Lyon mengambil nafas panjang sebelum mengatakan, "Empat tahun lalu, ia meminta izin untuk menjalani proses krionika. Aku tidak tahu apa tujuannya tapi sorot matanya menunjukkan kesungguhan yang belum pernah aku lihat. Meskipun biayanya mahal, tapi dia tetap membayar dengan uang hasilnya bekerja di sini selama dua tahun. Dia meminta agar membangkitkannya lagi pada tanggal 24 Desember 2024."
"Lalu robot itu?"
"Kami bekerja sama dengan Amerika dan membuat sebuah robot yang sangat mirip dengan manusia. Organ-organ dalam sampai otaknya adalah hasil buatan, namun itu sudah cukup sempurna. Otak buatan yang ditanamkan dalam robot itu telah dimasukkan ingatan-ingatan Lucy. Dan meskipun dia robot, tapi dia bisa merasakan sebuah perasaan seperti manusia umumya. Hebat, bukan?" Lyon tersenyum penuh kebanggaan.

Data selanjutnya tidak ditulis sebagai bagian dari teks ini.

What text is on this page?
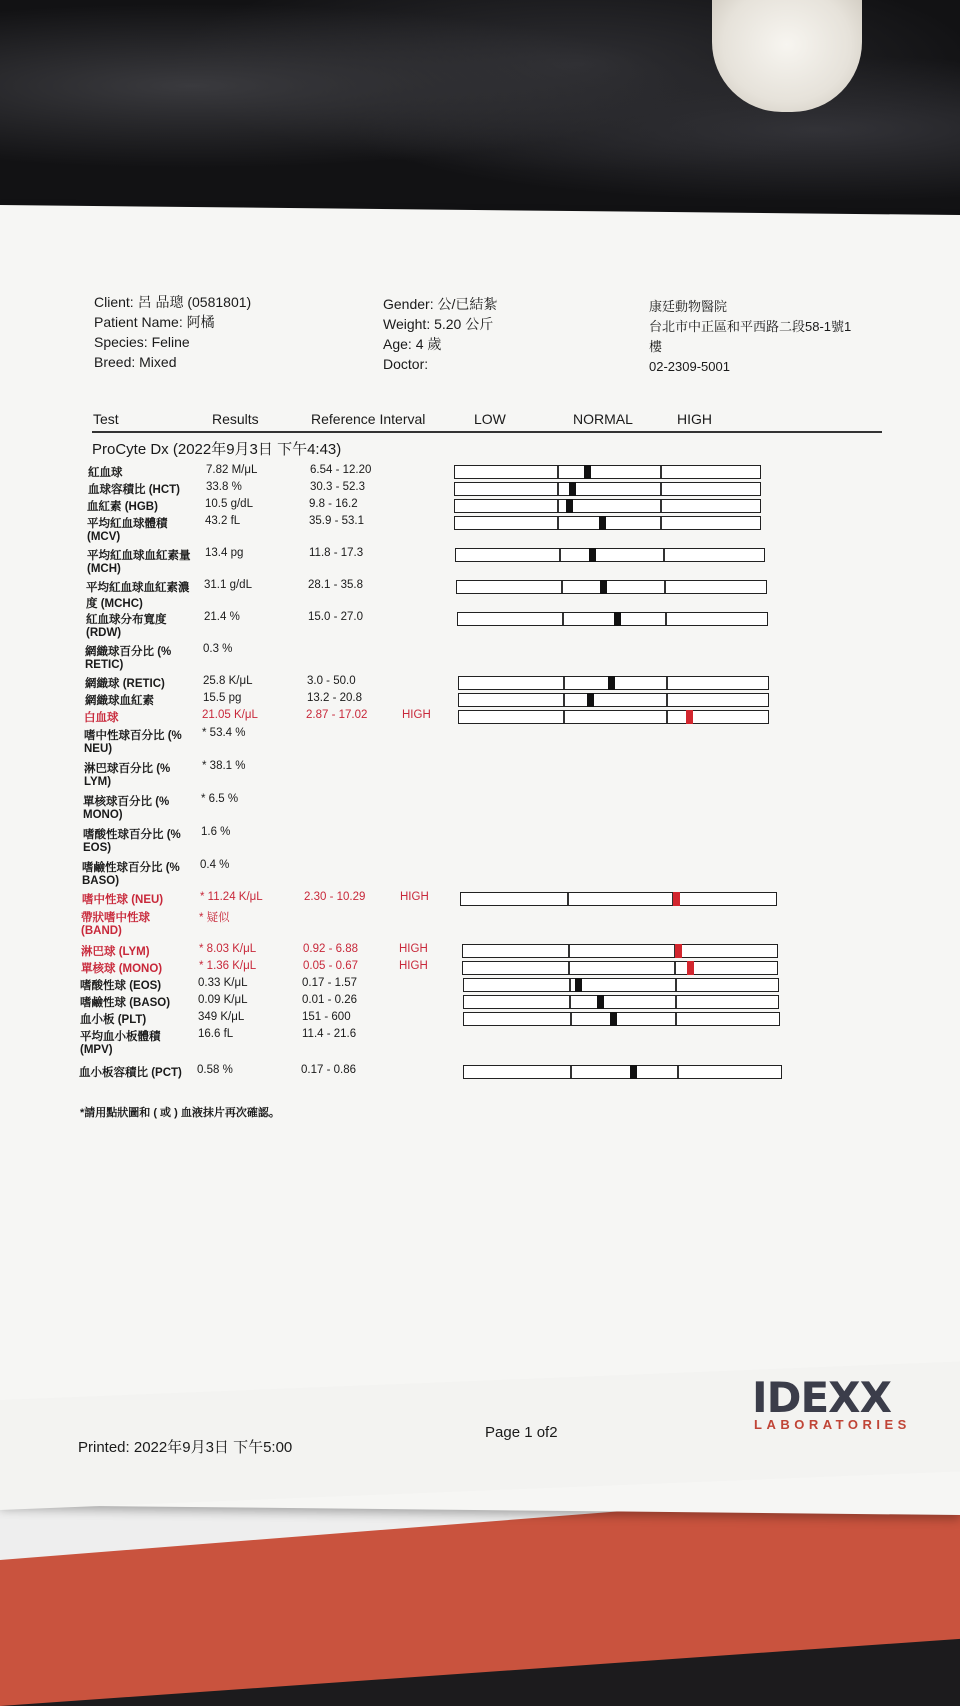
Client: 呂 品璁 (0581801)
Patient Name: 阿橘
Species: Feline
Breed: Mixed
Gender: 公/已結紮
Weight: 5.20 公斤
Age: 4 歲
Doctor:
康廷動物醫院
台北市中正區和平西路二段58-1號1
樓
02-2309-5001
Test	Results	Reference Interval	LOW	NORMAL	HIGH
ProCyte Dx (2022年9月3日 下午4:43)
紅血球	7.82 M/μL	6.54 - 12.20
血球容積比 (HCT) 33.8 %	30.3 - 52.3
血紅素 (HGB)	10.5 g/dL	9.8 - 16.2
平均紅血球體積
(MCV)
43.2 fL	35.9 - 53.1
平均紅血球血紅素量
(MCH)
13.4 pg	11.8 - 17.3
平均紅血球血紅素濃
度 (MCHC)
31.1 g/dL	28.1 - 35.8
紅血球分布寬度
(RDW)
21.4 %	15.0 - 27.0
網織球百分比 (%
RETIC)
0.3 %
網織球 (RETIC)	25.8 K/μL	3.0 - 50.0
網織球血紅素	15.5 pg	13.2 - 20.8
白血球	21.05 K/μL	2.87 - 17.02	HIGH
嗜中性球百分比 (%
NEU)
* 53.4 %
淋巴球百分比 (%
LYM)
* 38.1 %
單核球百分比 (%
MONO)
* 6.5 %
嗜酸性球百分比 (%
EOS)
1.6 %
嗜鹼性球百分比 (%
BASO)
0.4 %
嗜中性球 (NEU)	* 11.24 K/μL	2.30 - 10.29	HIGH
帶狀嗜中性球
(BAND)
* 疑似
淋巴球 (LYM)	* 8.03 K/μL	0.92 - 6.88	HIGH
單核球 (MONO)	* 1.36 K/μL	0.05 - 0.67	HIGH
嗜酸性球 (EOS)	0.33 K/μL	0.17 - 1.57
嗜鹼性球 (BASO) 0.09 K/μL	0.01 - 0.26
血小板 (PLT)	349 K/μL	151 - 600
平均血小板體積
(MPV)
16.6 fL	11.4 - 21.6
血小板容積比 (PCT) 0.58 %	0.17 - 0.86
*請用點狀圖和 ( 或 ) 血液抹片再次確認。
Printed: 2022年9月3日 下午5:00
Page 1 of2
IDEXX
LABORATORIES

Laxus hanya menggelengkan kepalanya. Ia tidak menyangka bahwa ternyata Lucy mempunyai hal-hal rumit seperti ini. Mulai dari masa lalunya bersama Erza, kemudian kejadiaan saat ia melihat Erza bunuh diri, lalu ketika ia berjuang mati-matian menghidupkan Erza meskipun pada akhirnya dia mati dibunuh oleh Erza, dan sekarang ternyata itu bukanlah Lucy yang sebenarnya, itu hanya robot. Saat ini Lucy masih menjalani proses krionika yang ia minta pada Lyon dengan tujuan yang masih menjadi misteri. Laxus tidak tahu akan serumit apa lagi, kisah hidup seorang Lucy. Ini seperti puzzle.